Nullability syntax

Jonathan F livedinsquares at gmail.com
Thu Apr 10 13:53:07 UTC 2025


 It seems the syntax of nullable types is extra-important for its
usability, so here’s an idea which perhaps the EG hasn’t considered. Remi
has mentioned a 2-states model? - maybe this is different:

- Assume there’s some way (any way) to specify default nullability within
some scope: to set either that String means String!, or that it means
String?. If you don’t specify anything, as now, String means unspecified
null.

- Then: if you set default nullability to ! , you’re allowed to write
String or String? but not String! (i.e. you can’t belabour the
non-nullability of a particular String)

- Likewise if you set default nullability to ? , you’re allowed to write
String or String! but not String?. Or maybe we don’t even need this default.
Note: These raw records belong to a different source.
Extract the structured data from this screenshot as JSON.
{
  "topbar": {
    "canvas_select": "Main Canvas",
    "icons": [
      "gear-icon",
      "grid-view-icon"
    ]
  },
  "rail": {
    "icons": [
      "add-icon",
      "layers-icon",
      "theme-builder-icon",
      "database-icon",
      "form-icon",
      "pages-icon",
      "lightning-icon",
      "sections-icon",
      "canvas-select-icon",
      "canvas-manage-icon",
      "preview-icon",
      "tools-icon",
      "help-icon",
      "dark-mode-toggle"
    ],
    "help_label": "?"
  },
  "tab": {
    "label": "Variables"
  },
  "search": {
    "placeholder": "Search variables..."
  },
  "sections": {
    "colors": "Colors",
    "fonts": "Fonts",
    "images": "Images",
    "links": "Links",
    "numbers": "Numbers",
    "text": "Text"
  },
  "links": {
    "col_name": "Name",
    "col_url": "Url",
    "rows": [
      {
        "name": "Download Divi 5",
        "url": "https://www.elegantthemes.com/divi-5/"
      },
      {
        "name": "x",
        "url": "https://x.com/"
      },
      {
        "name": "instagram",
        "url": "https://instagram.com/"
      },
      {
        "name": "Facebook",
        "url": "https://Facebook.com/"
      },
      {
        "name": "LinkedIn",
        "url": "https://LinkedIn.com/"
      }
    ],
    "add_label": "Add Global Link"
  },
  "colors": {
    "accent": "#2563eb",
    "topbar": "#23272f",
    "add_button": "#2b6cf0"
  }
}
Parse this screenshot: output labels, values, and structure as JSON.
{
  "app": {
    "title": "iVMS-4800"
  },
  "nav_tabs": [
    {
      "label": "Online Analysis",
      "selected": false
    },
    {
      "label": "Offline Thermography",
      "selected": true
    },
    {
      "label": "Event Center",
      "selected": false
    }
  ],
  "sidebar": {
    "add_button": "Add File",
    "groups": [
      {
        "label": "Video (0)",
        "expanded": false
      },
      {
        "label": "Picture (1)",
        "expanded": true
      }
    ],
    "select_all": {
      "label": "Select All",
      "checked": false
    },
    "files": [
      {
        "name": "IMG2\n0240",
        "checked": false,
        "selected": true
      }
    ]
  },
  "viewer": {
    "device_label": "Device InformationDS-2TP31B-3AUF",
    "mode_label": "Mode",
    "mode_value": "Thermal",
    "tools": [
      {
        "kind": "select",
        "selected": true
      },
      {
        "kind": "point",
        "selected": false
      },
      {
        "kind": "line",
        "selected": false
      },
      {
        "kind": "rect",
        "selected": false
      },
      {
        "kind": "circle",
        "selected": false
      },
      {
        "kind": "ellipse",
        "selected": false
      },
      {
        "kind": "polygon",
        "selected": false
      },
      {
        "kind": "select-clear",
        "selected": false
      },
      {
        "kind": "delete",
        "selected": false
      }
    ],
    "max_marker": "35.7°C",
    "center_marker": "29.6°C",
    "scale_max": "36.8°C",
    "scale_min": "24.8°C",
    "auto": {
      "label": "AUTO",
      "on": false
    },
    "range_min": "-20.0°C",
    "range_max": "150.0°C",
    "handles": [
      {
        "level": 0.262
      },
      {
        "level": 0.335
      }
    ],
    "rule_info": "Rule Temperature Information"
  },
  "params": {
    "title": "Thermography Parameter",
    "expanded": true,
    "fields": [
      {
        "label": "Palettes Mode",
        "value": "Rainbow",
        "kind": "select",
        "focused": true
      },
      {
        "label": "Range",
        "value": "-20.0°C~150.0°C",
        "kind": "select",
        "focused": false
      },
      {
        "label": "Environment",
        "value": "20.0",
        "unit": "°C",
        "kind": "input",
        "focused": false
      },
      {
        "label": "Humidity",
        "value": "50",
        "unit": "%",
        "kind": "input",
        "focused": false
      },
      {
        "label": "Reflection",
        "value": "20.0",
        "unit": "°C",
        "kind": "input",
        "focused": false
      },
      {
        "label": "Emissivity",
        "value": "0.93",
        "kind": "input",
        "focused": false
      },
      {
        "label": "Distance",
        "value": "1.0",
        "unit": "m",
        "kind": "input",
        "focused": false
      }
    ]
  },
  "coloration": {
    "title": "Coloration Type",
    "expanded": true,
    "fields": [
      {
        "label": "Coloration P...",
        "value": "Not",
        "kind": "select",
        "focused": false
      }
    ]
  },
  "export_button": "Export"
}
- (I think…) if you don’t set a default so it's 'unspecified null’ (as
now), then neither String? nor String! is allowed: they force you to set a
default.


The point of this is:

- There’s clarity in only being allowed to use 1 type of punctuation in a
class. And seeing it tells you there’s a default.

- If you see ? or ! in a sample of code you’ll know what a bare String
means: ’the opposite'.

- Pasting raw code between two classes with different nullability will
often give compile errors from mixed punctuation (unless your IDE adjusts
the code, which hopefully IDEs will).

- This fits with simple ways to convert an existing class to being
null-aware: set the default to !, so existing types are reinterpreted as
null-restricted, then fix errors by adding ? piecemeal. But if you want to
make minimal changes you may want to set the default to ? instead, then add
! piecemeal; or again maybe we don’t need that default - even simpler.

As for actually using ‘unspecified null’ (which I hope will be rare in
null-aware code) - maybe String* or even String!? is OK.

I hope that (or something like it) makes sense.